“我瞅瞅他们去里面干什么?”
何淼刚说完,边上等结账的客人抱怨了,“干小俩口该干的事,你个灯泡去干什么!能不能把我账先结了,我这都等半天了…”
何淼:“……”
苏清走进仓库萧谢正在喝水,挂壁的新空调刚装好没多久,室内的温度还没完全降下来。
萧谢干了一天的活,身上除了汗就是灰,同他原本洁癖爱干净的形象大相径庭。
苏清失笑,像萧谢这种强迫症患者继续在超市干下去指不定能疯。
刚回来时就注意到,货物陈列比往常都要整洁有序,肯定是经过强迫症患者一个一个调整过的。

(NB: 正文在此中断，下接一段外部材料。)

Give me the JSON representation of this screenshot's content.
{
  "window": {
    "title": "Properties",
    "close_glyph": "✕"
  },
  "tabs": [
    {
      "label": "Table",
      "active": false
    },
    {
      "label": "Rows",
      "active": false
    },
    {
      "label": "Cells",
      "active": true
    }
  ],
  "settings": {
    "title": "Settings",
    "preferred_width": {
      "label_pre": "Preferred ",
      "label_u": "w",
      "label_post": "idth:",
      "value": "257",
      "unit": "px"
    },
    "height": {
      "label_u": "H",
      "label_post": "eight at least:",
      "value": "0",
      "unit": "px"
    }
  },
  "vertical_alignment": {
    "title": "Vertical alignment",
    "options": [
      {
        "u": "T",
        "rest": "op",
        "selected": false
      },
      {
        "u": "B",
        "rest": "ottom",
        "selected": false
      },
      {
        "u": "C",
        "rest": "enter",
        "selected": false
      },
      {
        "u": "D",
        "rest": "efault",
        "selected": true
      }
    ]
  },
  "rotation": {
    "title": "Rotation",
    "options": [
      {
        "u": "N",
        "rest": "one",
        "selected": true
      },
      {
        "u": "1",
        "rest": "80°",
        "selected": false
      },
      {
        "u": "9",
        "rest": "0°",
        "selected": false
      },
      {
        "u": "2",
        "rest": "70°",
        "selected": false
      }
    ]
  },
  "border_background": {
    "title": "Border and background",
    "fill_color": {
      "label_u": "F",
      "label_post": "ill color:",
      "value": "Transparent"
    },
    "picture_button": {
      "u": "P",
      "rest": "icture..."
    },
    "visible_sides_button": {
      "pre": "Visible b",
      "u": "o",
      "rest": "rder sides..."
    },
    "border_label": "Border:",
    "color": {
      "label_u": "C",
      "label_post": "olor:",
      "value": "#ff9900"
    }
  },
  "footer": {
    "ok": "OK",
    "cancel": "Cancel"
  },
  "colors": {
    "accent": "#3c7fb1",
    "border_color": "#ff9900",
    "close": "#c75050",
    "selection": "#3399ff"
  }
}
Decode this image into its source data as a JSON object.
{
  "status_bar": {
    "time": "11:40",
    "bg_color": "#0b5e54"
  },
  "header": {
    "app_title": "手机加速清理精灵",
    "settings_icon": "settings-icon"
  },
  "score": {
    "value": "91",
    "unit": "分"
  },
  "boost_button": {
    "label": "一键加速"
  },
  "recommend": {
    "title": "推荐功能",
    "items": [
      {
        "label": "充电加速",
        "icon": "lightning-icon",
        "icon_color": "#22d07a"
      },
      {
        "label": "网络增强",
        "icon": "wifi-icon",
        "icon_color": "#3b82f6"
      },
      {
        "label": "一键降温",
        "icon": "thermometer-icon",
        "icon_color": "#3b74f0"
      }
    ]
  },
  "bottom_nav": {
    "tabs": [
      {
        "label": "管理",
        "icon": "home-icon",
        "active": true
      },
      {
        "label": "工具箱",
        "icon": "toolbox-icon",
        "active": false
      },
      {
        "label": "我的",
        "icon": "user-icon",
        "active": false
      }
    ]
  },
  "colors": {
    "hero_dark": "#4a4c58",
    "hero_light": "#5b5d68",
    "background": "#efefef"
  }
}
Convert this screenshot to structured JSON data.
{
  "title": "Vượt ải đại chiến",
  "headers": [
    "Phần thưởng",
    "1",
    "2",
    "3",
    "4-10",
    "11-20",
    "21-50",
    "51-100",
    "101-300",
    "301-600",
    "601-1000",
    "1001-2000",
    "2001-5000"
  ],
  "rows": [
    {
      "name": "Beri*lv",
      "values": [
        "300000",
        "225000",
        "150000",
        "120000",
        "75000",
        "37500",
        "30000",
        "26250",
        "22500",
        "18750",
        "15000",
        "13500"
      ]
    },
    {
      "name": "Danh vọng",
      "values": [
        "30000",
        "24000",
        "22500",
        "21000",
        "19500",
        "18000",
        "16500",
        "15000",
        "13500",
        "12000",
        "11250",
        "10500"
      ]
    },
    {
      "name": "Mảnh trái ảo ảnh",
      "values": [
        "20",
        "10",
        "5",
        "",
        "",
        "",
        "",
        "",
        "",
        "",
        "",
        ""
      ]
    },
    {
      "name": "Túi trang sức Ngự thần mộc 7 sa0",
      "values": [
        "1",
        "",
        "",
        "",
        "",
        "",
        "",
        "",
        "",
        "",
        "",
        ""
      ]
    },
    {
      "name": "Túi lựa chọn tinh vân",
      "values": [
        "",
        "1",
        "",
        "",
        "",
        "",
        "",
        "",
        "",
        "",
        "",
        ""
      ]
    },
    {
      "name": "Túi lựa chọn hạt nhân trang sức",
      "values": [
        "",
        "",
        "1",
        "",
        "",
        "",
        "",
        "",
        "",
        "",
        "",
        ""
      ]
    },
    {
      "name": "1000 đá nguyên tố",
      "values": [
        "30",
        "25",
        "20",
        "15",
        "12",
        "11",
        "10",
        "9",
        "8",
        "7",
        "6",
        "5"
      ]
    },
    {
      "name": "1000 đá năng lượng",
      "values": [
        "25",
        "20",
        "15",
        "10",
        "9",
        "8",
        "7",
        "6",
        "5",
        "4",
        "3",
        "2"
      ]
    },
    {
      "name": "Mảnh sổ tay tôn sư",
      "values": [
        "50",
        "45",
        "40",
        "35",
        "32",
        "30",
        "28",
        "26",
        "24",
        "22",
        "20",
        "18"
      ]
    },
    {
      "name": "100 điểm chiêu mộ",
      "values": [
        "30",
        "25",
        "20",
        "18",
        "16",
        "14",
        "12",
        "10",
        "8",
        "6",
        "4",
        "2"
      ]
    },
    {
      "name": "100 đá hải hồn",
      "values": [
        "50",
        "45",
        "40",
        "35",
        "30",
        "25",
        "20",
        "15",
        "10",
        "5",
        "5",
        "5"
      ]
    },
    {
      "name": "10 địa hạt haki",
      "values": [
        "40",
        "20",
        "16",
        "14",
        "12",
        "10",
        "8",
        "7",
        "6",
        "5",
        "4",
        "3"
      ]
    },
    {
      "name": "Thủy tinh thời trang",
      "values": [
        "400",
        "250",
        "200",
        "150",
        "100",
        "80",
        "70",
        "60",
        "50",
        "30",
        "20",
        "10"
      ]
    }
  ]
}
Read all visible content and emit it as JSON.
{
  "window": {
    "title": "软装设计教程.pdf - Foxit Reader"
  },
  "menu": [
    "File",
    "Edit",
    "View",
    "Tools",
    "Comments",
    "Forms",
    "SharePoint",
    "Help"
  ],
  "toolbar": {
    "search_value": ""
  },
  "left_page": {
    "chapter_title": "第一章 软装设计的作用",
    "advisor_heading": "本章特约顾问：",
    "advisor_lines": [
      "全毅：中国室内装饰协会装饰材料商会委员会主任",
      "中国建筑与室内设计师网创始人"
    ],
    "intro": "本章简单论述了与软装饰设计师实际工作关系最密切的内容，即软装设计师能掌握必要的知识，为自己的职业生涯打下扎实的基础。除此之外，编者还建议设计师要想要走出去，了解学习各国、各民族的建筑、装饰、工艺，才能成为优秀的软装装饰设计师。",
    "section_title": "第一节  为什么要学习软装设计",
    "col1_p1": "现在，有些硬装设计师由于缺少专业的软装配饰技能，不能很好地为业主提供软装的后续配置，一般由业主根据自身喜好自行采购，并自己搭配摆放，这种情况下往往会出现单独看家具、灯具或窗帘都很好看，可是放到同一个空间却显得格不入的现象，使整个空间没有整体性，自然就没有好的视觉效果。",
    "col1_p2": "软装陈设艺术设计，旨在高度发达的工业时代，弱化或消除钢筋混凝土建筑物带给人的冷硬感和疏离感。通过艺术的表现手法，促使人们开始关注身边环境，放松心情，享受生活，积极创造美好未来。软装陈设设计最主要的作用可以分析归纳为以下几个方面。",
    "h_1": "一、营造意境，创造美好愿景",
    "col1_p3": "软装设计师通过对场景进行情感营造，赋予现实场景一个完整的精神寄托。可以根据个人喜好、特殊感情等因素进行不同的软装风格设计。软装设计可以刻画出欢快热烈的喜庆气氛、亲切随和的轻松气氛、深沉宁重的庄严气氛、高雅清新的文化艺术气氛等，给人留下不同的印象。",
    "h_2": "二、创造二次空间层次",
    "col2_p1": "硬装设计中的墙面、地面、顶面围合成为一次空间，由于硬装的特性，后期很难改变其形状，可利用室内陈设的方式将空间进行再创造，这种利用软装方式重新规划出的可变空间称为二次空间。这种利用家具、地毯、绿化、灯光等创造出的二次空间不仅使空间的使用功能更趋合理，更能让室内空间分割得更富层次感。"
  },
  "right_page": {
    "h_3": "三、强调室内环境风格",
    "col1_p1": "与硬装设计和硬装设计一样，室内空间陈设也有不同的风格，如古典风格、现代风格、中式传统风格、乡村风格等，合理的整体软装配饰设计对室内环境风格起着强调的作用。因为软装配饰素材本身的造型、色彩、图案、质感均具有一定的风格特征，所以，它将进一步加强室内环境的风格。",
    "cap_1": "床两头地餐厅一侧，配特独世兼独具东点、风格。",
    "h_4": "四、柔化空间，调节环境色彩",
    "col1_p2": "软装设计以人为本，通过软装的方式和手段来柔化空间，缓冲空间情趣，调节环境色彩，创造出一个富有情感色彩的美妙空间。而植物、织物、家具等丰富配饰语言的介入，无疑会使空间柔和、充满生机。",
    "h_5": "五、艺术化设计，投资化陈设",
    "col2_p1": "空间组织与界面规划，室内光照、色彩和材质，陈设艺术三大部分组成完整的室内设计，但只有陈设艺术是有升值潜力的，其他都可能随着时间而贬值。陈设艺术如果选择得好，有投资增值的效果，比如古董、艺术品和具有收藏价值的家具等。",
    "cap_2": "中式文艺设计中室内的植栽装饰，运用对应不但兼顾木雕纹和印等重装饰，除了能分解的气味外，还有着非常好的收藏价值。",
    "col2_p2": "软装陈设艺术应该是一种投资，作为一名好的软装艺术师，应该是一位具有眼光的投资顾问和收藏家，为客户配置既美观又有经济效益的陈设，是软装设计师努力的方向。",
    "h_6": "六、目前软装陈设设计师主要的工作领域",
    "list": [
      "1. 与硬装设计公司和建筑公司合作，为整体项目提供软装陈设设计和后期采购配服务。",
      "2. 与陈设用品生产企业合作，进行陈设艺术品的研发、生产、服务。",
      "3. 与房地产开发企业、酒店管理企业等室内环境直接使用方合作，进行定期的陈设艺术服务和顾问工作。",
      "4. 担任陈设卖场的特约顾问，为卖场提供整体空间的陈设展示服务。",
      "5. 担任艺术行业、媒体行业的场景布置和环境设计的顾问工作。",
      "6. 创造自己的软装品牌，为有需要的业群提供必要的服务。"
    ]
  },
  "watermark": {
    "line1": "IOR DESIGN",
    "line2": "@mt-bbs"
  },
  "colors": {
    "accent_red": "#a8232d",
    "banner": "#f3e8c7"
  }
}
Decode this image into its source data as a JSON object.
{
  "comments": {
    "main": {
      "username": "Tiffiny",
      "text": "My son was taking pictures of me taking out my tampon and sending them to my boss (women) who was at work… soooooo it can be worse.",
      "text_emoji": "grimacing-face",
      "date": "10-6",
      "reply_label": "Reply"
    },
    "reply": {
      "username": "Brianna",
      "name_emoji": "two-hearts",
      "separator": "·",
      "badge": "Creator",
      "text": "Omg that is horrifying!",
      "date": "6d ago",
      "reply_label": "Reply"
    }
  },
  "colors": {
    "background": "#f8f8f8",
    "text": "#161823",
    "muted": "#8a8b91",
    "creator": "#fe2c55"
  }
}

光光是萧谢刚回仓库喝水的路上,就顺手把货架上倒了的货品扶正了好几个。
也不知道,他之前在这里的一个礼拜是怎么过来的,肯定没闲过。
拿了湿巾苏清走向萧谢,“跟地上滚过似的,脸上也是,我帮你擦擦。”
“我自己来。”萧谢伸手去接,苏清却故意撤开,他那指骨分明的手僵在了半空中。
憋着坏,苏清的高跟鞋往前进了半步,盯着他问,“为什么不让我帮你?”
明明是毫无威胁的身高却逼得大个子往后退了一步。
“出了很多汗,不好闻。”萧谢说,似个无处容身的大猫又往身后藏了藏。
捉住他手臂,苏清不让他再往后挪,扬起漂亮的嘴角说,“我喜欢你身上的味道,出了汗,更好闻。”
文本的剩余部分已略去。